The inaugural ICC Test Championship, which was to replace the Champions Trophy, is likely to be held in England in 2017 and, in most likelihood, not at the expense of the 50-over knock-out tournament. The cricket bodies of India, England and Australia are holding a meeting in Auckland over the next few days, in the presence of the ICC’s chief executive, Dave Richardson, to discuss the tournament, the Daily Telegraph reports.
The tournament will be the third of the ICC’s global competitions, including the World Cup and the World Twenty20. The Test Championship will target a core audience, which will give broadcasters a chance to indulge in targeted advertising. The other selling point, which was earlier a bone of contention, is the length of the tournament.
The inaugural Test Championship will be held over just 15 days, and will involve three matches between the top four Test teams in the world, probably by the end of March, 2016. Two semifinalists will meet in the first two matches and the winners will clash in the final. Another idea is to have a round robin format where each team plays every other.
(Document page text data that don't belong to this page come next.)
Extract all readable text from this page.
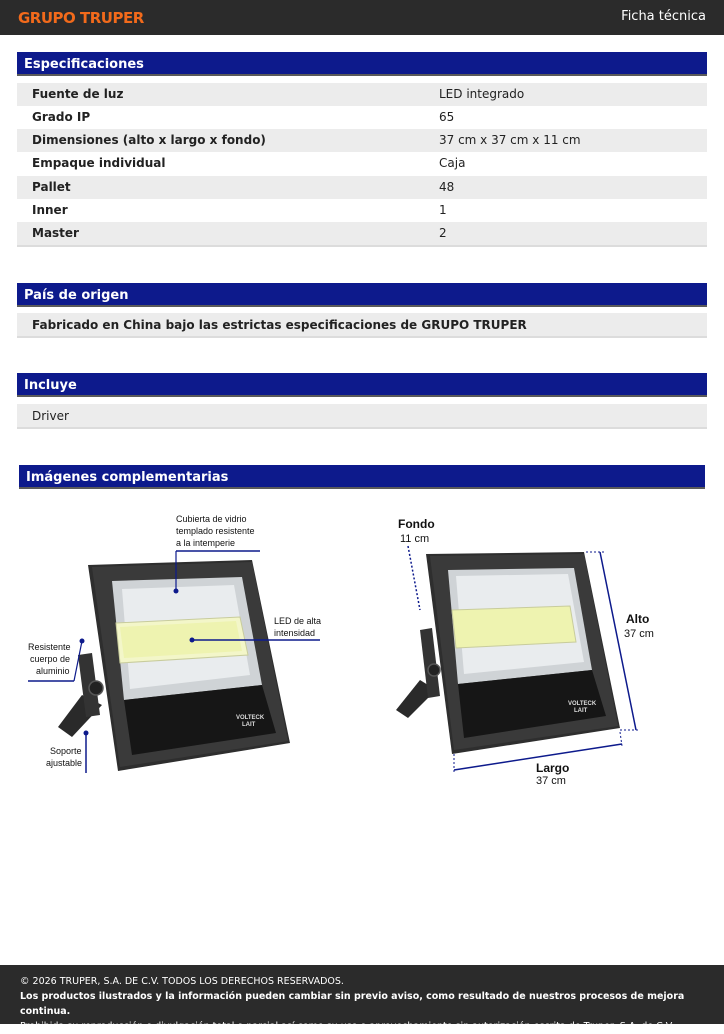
GRUPO TRUPER	Ficha técnica
Especificaciones
Fuente de luz	LED integrado
Grado IP	65
Dimensiones (alto x largo x fondo)	37 cm x 37 cm x 11 cm
Empaque individual	Caja
Pallet	48
Inner	1
Master	2
País de origen
Fabricado en China bajo las estrictas especificaciones de GRUPO TRUPER
Incluye
Driver
Imágenes complementarias
VOLTECK
LAIT
Cubierta de vidrio
templado resistente
a la intemperie
LED de alta
intensidad
Resistente
cuerpo de
aluminio
Soporte
ajustable
VOLTECK
LAIT
Fondo
11 cm
Alto
37 cm
Largo
37 cm
© 2026 TRUPER, S.A. DE C.V. TODOS LOS DERECHOS RESERVADOS.
Los productos ilustrados y la información pueden cambiar sin previo aviso, como resultado de nuestros procesos de mejora continua.
Prohibida su reproducción o divulgación total o parcial así como su uso o aprovechamiento sin autorización escrita de Truper, S.A. de C.V.
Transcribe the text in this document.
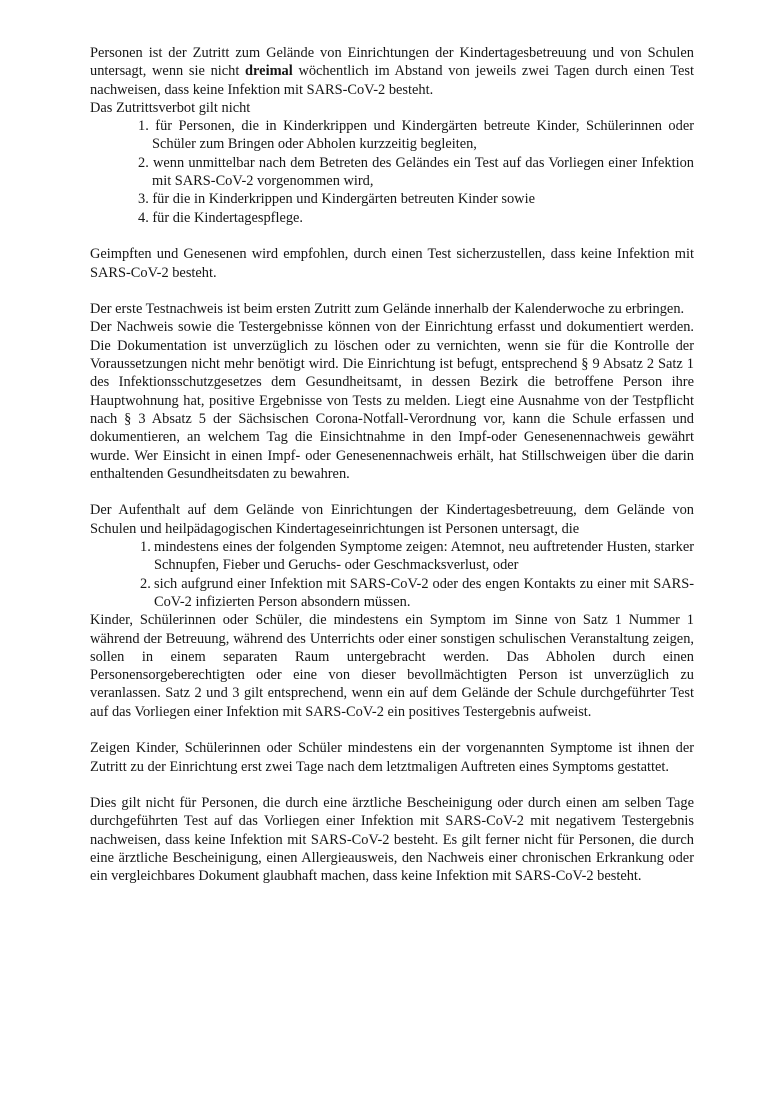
Personen ist der Zutritt zum Gelände von Einrichtungen der Kindertagesbetreuung und von Schulen untersagt, wenn sie nicht dreimal wöchentlich im Abstand von jeweils zwei Tagen durch einen Test nachweisen, dass keine Infektion mit SARS-CoV-2 besteht.

Das Zutrittsverbot gilt nicht

1. für Personen, die in Kinderkrippen und Kindergärten betreute Kinder, Schülerinnen oder Schüler zum Bringen oder Abholen kurzzeitig begleiten,
2. wenn unmittelbar nach dem Betreten des Geländes ein Test auf das Vorliegen einer Infektion mit SARS-CoV-2 vorgenommen wird,
3. für die in Kinderkrippen und Kindergärten betreuten Kinder sowie
4. für die Kindertagespflege.

Geimpften und Genesenen wird empfohlen, durch einen Test sicherzustellen, dass keine Infektion mit SARS-CoV-2 besteht.

Der erste Testnachweis ist beim ersten Zutritt zum Gelände innerhalb der Kalenderwoche zu erbringen.

Der Nachweis sowie die Testergebnisse können von der Einrichtung erfasst und dokumentiert werden. Die Dokumentation ist unverzüglich zu löschen oder zu vernichten, wenn sie für die Kontrolle der Voraussetzungen nicht mehr benötigt wird. Die Einrichtung ist befugt, entsprechend § 9 Absatz 2 Satz 1 des Infektionsschutzgesetzes dem Gesundheitsamt, in dessen Bezirk die betroffene Person ihre Hauptwohnung hat, positive Ergebnisse von Tests zu melden. Liegt eine Ausnahme von der Testpflicht nach § 3 Absatz 5 der Sächsischen Corona-Notfall-Verordnung vor, kann die Schule erfassen und dokumentieren, an welchem Tag die Einsichtnahme in den Impf-oder Genesenennachweis gewährt wurde. Wer Einsicht in einen Impf- oder Genesenennachweis erhält, hat Stillschweigen über die darin enthaltenden Gesundheitsdaten zu bewahren.

Der Aufenthalt auf dem Gelände von Einrichtungen der Kindertagesbetreuung, dem Gelände von Schulen und heilpädagogischen Kindertageseinrichtungen ist Personen untersagt, die

1. mindestens eines der folgenden Symptome zeigen: Atemnot, neu auftretender Husten, starker Schnupfen, Fieber und Geruchs- oder Geschmacksverlust, oder
2. sich aufgrund einer Infektion mit SARS-CoV-2 oder des engen Kontakts zu einer mit SARS-CoV-2 infizierten Person absondern müssen.

Kinder, Schülerinnen oder Schüler, die mindestens ein Symptom im Sinne von Satz 1 Nummer 1 während der Betreuung, während des Unterrichts oder einer sonstigen schulischen Veranstaltung zeigen, sollen in einem separaten Raum untergebracht werden. Das Abholen durch einen Personensorgeberechtigten oder eine von dieser bevollmächtigten Person ist unverzüglich zu veranlassen. Satz 2 und 3 gilt entsprechend, wenn ein auf dem Gelände der Schule durchgeführter Test auf das Vorliegen einer Infektion mit SARS-CoV-2 ein positives Testergebnis aufweist.

Zeigen Kinder, Schülerinnen oder Schüler mindestens ein der vorgenannten Symptome ist ihnen der Zutritt zu der Einrichtung erst zwei Tage nach dem letztmaligen Auftreten eines Symptoms gestattet.

Dies gilt nicht für Personen, die durch eine ärztliche Bescheinigung oder durch einen am selben Tage durchgeführten Test auf das Vorliegen einer Infektion mit SARS-CoV-2 mit negativem Testergebnis nachweisen, dass keine Infektion mit SARS-CoV-2 besteht. Es gilt ferner nicht für Personen, die durch eine ärztliche Bescheinigung, einen Allergieausweis, den Nachweis einer chronischen Erkrankung oder ein vergleichbares Dokument glaubhaft machen, dass keine Infektion mit SARS-CoV-2 besteht.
This would double the amount of games to six, but the advantage is that if the games were played concurrently, it would all but guarantee that sides go for a win.
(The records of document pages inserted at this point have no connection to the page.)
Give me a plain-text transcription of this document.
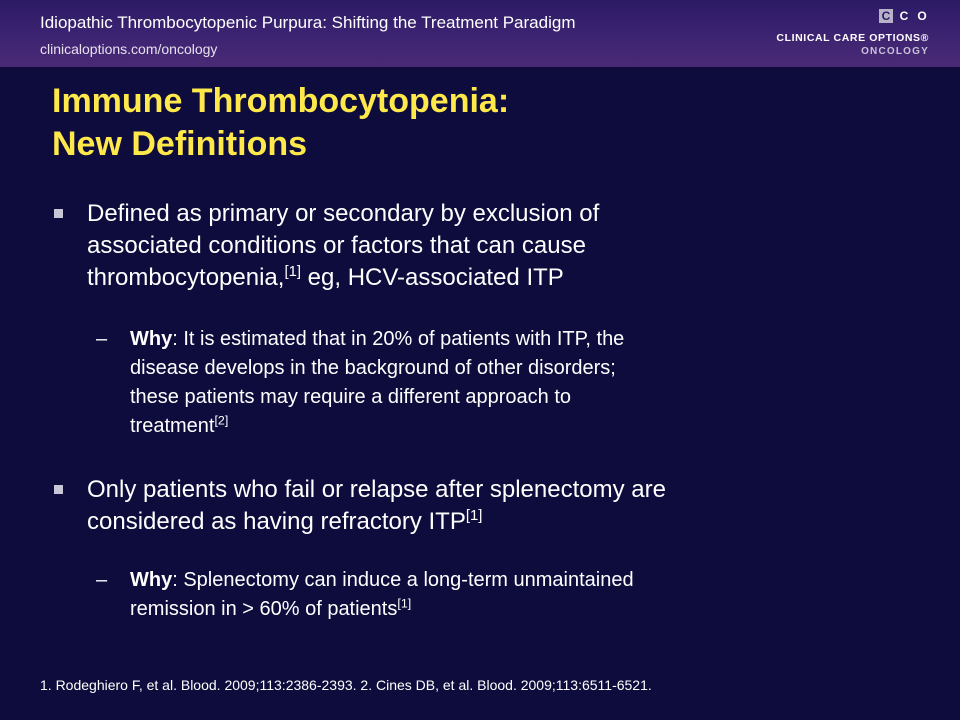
Idiopathic Thrombocytopenic Purpura: Shifting the Treatment Paradigm
clinicaloptions.com/oncology
C C O
CLINICAL CARE OPTIONS®
ONCOLOGY
Immune Thrombocytopenia:
New Definitions
Defined as primary or secondary by exclusion of
associated conditions or factors that can cause
thrombocytopenia,[1] eg, HCV-associated ITP
– Why: It is estimated that in 20% of patients with ITP, the
disease develops in the background of other disorders;
these patients may require a different approach to
treatment[2]
Only patients who fail or relapse after splenectomy are
considered as having refractory ITP[1]
– Why: Splenectomy can induce a long-term unmaintained
remission in > 60% of patients[1]
1. Rodeghiero F, et al. Blood. 2009;113:2386-2393. 2. Cines DB, et al. Blood. 2009;113:6511-6521.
The ICC’s Cricket Committee, chaired by Anil Kumble, is due to meet at Lord’s in May this year to discuss the playing conditions. The tournament, surprisingly, even has India’s blessing. The BCCI were earlier not so keen on playing it when the idea was first mooted. The Daily Telegraph says that three things have changed the attitude: first, they feel they can win it; second, it will be highly prestigious if they do claim victory; and third, they get to hold it after England.
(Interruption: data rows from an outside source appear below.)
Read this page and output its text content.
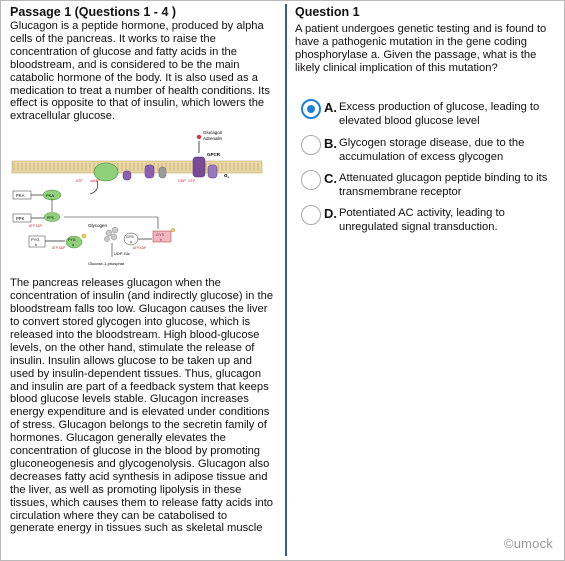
Passage 1 (Questions 1 - 4 )
Glucagon is a peptide hormone, produced by alpha cells of the pancreas. It works to raise the concentration of glucose and fatty acids in the bloodstream, and is considered to be the main catabolic hormone of the body. It is also used as a medication to treat a number of health conditions. Its effect is opposite to that of insulin, which lowers the extracellular glucose.
Glucagon
Adrenalin
GPCR
$G_s$
ATP cAMP	GDP GTP
PKA	PKA
PPK	PPK
ATP ADP	Glycogen
PYG
b
PYG
a
ATP ADP
GYS
a
GYS
b
ATP ADP
UDP-Glc
Glucose-1-phosphat
The pancreas releases glucagon when the concentration of insulin (and indirectly glucose) in the bloodstream falls too low. Glucagon causes the liver to convert stored glycogen into glucose, which is released into the bloodstream. High blood-glucose levels, on the other hand, stimulate the release of insulin. Insulin allows glucose to be taken up and used by insulin-dependent tissues. Thus, glucagon and insulin are part of a feedback system that keeps blood glucose levels stable. Glucagon increases energy expenditure and is elevated under conditions of stress. Glucagon belongs to the secretin family of hormones. Glucagon generally elevates the concentration of glucose in the blood by promoting gluconeogenesis and glycogenolysis. Glucagon also decreases fatty acid synthesis in adipose tissue and the liver, as well as promoting lipolysis in these tissues, which causes them to release fatty acids into circulation where they can be catabolised to generate energy in tissues such as skeletal muscle
Question 1
A patient undergoes genetic testing and is found to have a pathogenic mutation in the gene coding phosphorylase a. Given the passage, what is the likely clinical implication of this mutation?
A. Excess production of glucose, leading to elevated blood glucose level
B. Glycogen storage disease, due to the accumulation of excess glycogen
C. Attenuated glucagon peptide binding to its transmembrane receptor
D. Potentiated AC activity, leading to unregulated signal transduction.
©umock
Space will be made for the tournament in the itinerary, in England at least, by dropping one of the early-season Tests and not the Champions Trophy as planned earlier. At the moment, the tournament is scheduled for June-July 2017, but it has not been finalised since the cut-off date that determines the four semi-finalists has not yet been chosen.
The ICC would still have to iron out some issues, such as minimising the possibility of a draw. At present, one of the ideas is for a sixth day to be available, though television would not like the uncertainty of that.